Découvrir les secrets de sa race, dans les eaux de la beauté : réel vu

par l’artiste que chacun est , révélé comme peint sur toile

Laissant voir la vie bouger, crachoter, couler des yeux comme des étoiles

Reste à l’empoigner cette vie, où la trouver on la cherche ! la quotidienne qui s’écroule ? au milieu de la curée des calculateurs et théoriciens , pour eux :

« Tirer plus de jus » , de la nature surexploitée, démolie : alors s’emporter comme torrent de montagne ! secouer l’accordéon déjà vieillissant ! avec un penchant vers la mort … ?

 

Le jeune homme cancéreux très diminué qui me regarde dit pourquoi ne m’a t on rien dit ?

Avec tellement de particules de poésies de tendresses inéluctables.
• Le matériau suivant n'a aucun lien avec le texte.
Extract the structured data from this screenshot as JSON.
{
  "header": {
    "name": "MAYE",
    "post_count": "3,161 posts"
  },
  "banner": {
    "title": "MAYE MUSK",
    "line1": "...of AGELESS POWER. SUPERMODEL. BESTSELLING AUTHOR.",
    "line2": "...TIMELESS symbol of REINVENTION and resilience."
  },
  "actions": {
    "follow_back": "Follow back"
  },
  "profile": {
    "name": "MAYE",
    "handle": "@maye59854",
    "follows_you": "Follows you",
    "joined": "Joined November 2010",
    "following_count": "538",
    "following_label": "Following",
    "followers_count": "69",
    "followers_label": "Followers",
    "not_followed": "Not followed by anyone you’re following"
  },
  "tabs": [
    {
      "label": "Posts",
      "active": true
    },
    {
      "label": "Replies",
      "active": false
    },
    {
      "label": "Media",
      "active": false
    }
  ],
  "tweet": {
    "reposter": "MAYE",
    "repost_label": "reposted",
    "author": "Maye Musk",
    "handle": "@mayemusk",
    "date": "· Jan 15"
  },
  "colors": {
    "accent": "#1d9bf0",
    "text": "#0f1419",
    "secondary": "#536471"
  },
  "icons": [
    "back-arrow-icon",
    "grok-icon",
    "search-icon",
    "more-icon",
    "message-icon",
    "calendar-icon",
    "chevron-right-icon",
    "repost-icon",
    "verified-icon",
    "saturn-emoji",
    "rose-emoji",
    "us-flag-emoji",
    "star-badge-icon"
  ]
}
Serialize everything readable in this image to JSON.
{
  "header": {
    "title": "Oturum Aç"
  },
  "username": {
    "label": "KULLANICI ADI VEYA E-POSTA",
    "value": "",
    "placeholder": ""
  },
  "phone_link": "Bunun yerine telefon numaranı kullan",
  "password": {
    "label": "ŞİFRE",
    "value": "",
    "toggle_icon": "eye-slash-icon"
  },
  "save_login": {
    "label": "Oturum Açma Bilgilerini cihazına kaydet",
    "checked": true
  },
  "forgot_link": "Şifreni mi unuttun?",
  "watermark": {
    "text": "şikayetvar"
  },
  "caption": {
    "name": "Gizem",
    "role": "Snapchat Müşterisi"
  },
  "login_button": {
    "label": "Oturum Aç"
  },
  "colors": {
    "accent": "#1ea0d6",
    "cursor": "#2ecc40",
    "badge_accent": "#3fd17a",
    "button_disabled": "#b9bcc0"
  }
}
Il plonge le regard dans ses mains, vers une légèreté, son poids en arrière le cœur se soutient,

Dérèglement des postures par la force de l’union, crue qui se met à fabriquer le bonheur ! ce dont les gens ont la trouille,

Ondulation drapée nous sommes deux à présent ! à peindre nos rêves sur la toile de notre peau ; en nage infinie révélée

dans le détroit entre homme et femme,

rendez vous pris on se dit adieu, au-delà de l’angoisse, de n’importe quel mot,

laissez moi le bouffon souffler, le corps désirant dérivant tout entier s’y engouffre, loin de la mort imminente, au bord du réel pour s’éclairer,

 

Canal du monde, se faufiler, immaitrisable, et même la nature endolorie se redresse ,

De ses rayons ses fontaines tu approches ta langue, qui se manifeste, et ce petit train de lettres qui se glisse sous tes doigts

 

Patient il lisse le fil de la vierge, franchit les lignes de l’écrit, ne voit rien

la résurgence passe inaperçue, on dirait un cumulus tout cru,

 

Ta nature elle se reconstruit ici par la paume , peau si donnée, œuvre d’art plus que tous les écrans médiatiques, ces lueurs de tempête à venir,

Cette nudité est enchanteresse, peau salée de la mer ,lieu qui a été perdu,

des formes se hérissent derrière les lettres de l’écriture, allégée, 3 eaux qui se rejoignent, l’une éteinte l’autre vive la dernière profonde, « eau mystérieuse jaillissant dans une eau qui s’écoule. »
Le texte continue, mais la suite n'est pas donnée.